5 Lessons from My Encounter with a Financial Advisor

by Mike on March 5, 2010

Several years ago, when I was at the beginning of my professional career, I enlisted the help of a financial advisor at the recommendation of a co-worker. This particular company is nationwide and dedicated to helping those serving in the armed forces. At this point in my life, I knew very little about managing finances and thought having an advisor was a step in the right direction.

My co-worker set up the connection and my future financial advisor and I met for lunch. She was a friendly middle-aged woman who greeted me with a warm smile. We sat down at a local Mexican restaurant and had a nice conversation. I don’t remember everything we talked about…but it was hardly related to finances. She wanted to get to know me and allow me to get to know her. At the end of our lunch hour, she asked if I wanted to set up an appointment at her office to review financial documents and start the process.

Lesson #1: When selecting a financial advisor, make sure it is someone you are comfortable with. You are entering into a type of long term relationship with that person and will trust them with your intimate financial details.

Later that week we met at her office. I was introduced to the different advisors in the company. The atmosphere was clean and professional. My advisor asked me a simple question: What are your financial goals? I realized that I didn’t have any! We continued to talk and she helped me draft a plan.

Lesson #2: You need financial goals! If you don’t know where you are going, how will you know when you get there or if you are on the right track!

She crunched the numbers, and based on my age, salary, and spending patterns came up with a plan for me. She showed me the plan and offered to explain it to me as many times as it took, but it was all Greek to me! I remembered the bottom line, and that was all I cared about: follow this plan and you’ll reach $1 million in 30 years.

Lesson #3: Don’t be afraid to ask questions! Ask as long as it takes until you understand. Educate yourself…it’s your money!

She asked if I had any questions. The only question I had was how she got paid. She answered the question honestly, but again, because of my lack of understanding I didn’t press pass the bottom line….and that was that I don’t have to pay anything out of pocket. If I knew then, what I know now…I’m sure her answer surrounded commissions and loaded mutual funds.

In addition to investing, I was told whole life insurance was needed to insure my financial stability. The idea was to purchase it now while I’m young and healthy and the premium was low. Also, the insurance carried a cash value.

Lesson #4: Don’t buy insurance as an investment. There are much better investment vehicles. Buy insurance because you need to be insured!

The bottom line was I would send x dollars per month and my advisor would work her magic. The honest truth is I didn’t know where my money was going. Sure I received quarterly financial reports, but I didn’t know what they meant. I was naïve to think as long as I was investing, that I was OK!

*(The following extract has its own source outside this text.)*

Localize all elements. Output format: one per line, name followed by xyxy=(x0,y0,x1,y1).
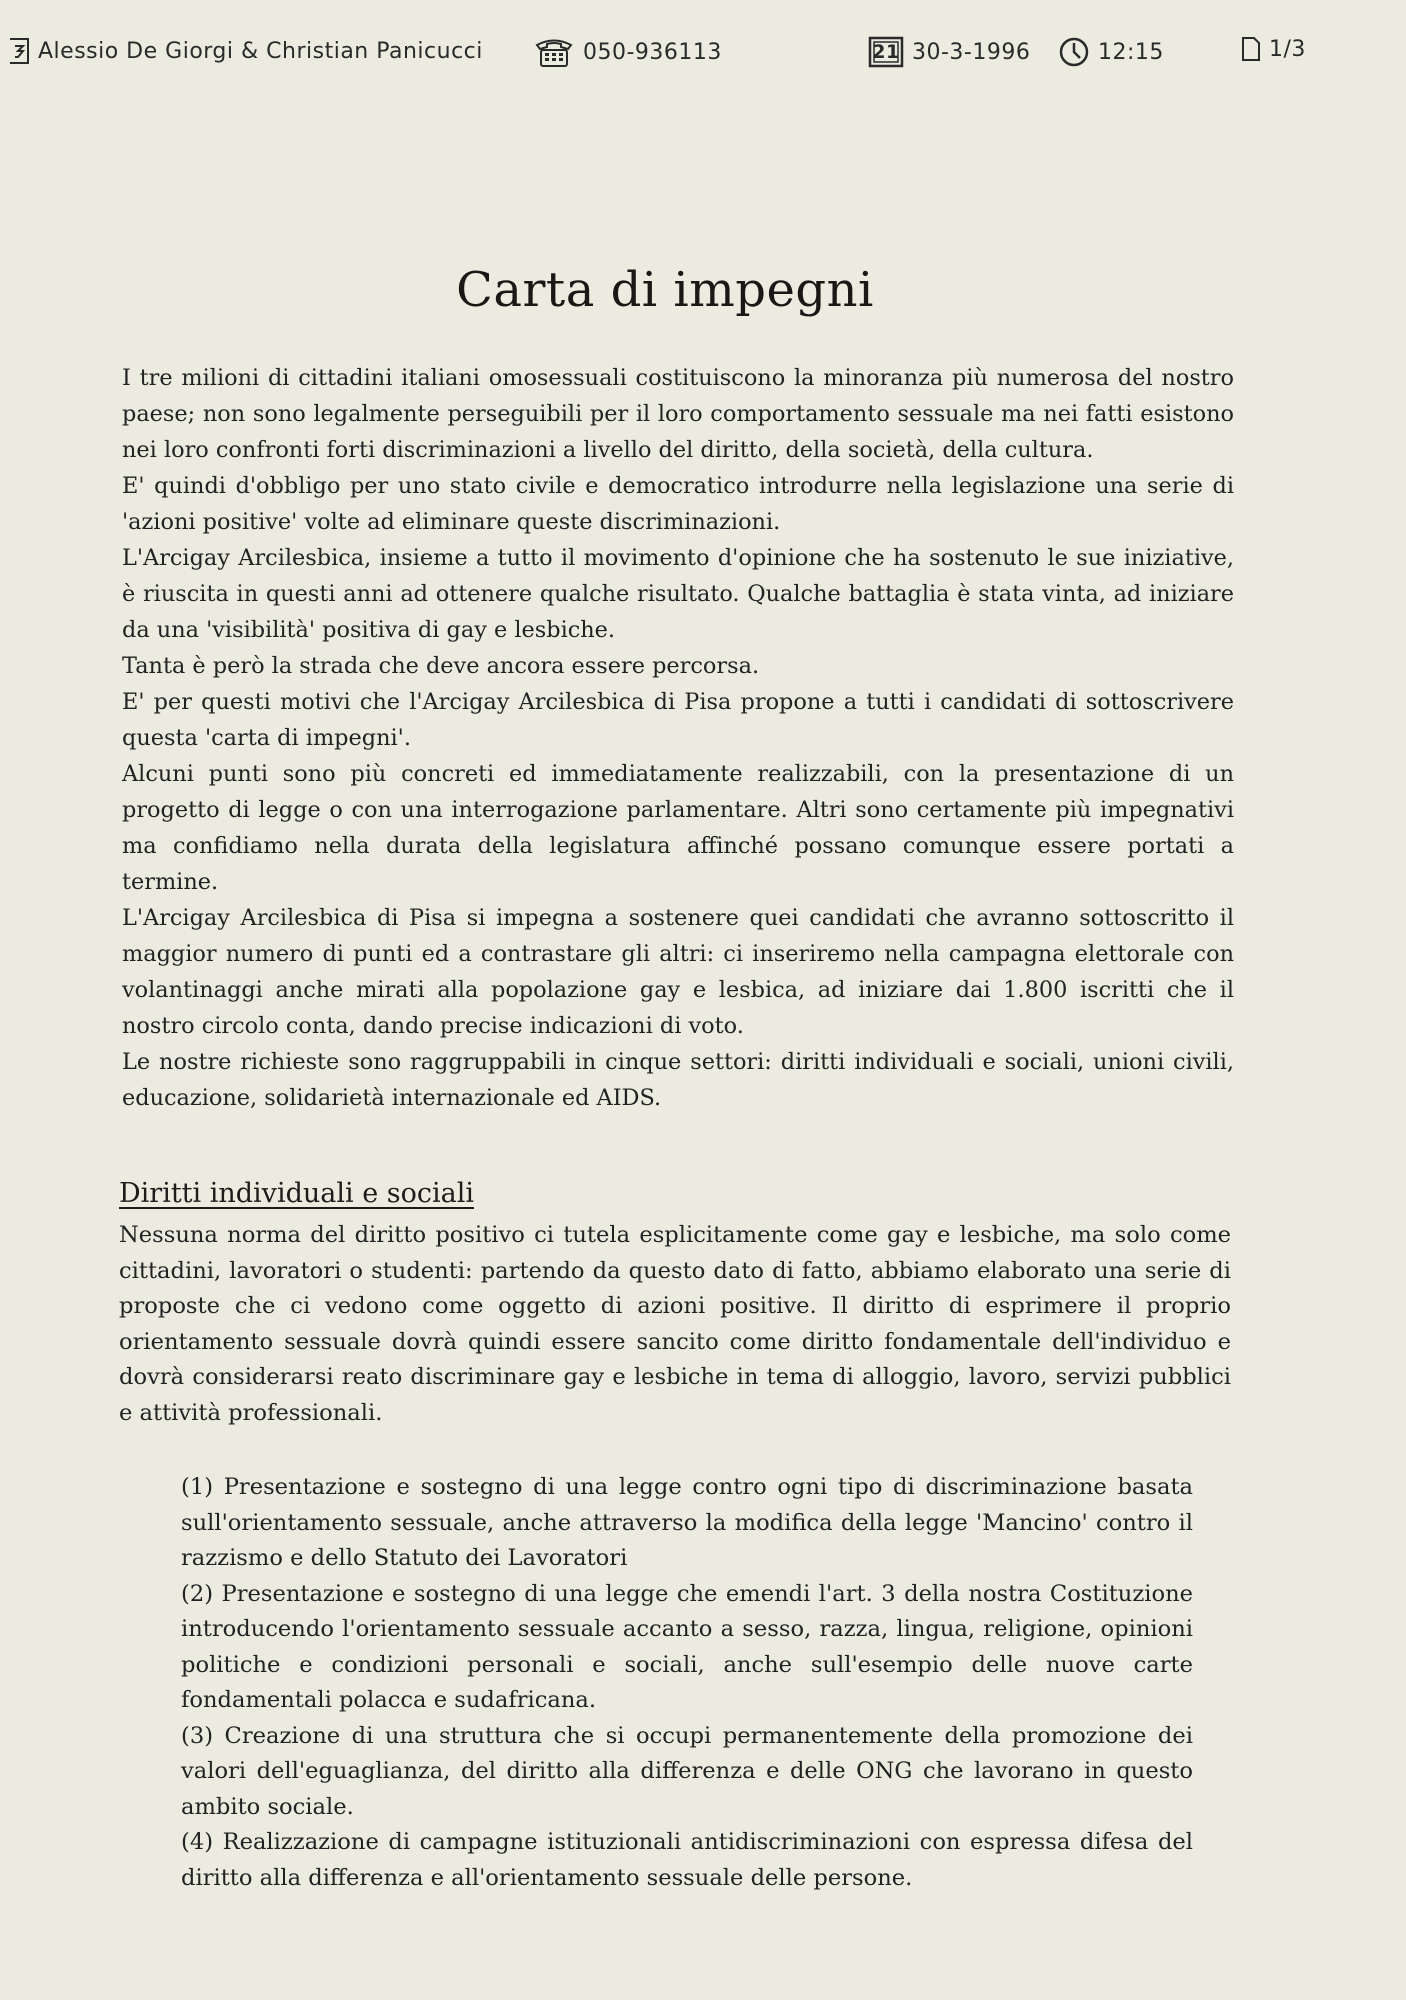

I can say that I am blessed that my ignorance didn’t cost me more than it did. My investor was honest and did what she thought was best (even if I don’t agree with her investment strategies). If I had a dishonest advisor, they could have stolen money from under my nose!

Lesson #5: Generally speaking, any plan is better than no plan, but it is important that you have a basic understanding of any plan you are going to implement!

After a few years I ceased my investments with this particular company. Some of their practices became highly scrutinized such as there systematic investment plan: It functions like a bank account where you pay a monthly deposit. But it is actually a mutual fund. Agents receive a 50% commission and it has a clause that states it is irrevocable for 15 years. There are also better options for military such as the Thrift Savings Plan that are not mentioned. This actually led to a lawsuit and settlement. The company is back in business, but has that blemish on their record.

I purposely left off the name of the company and advisor. I’m not looking to taint their reputation…instead I want to stress the importance of doing your due diligence.

Have you ever worked with a financial advisor? What was your selection process? Share your story!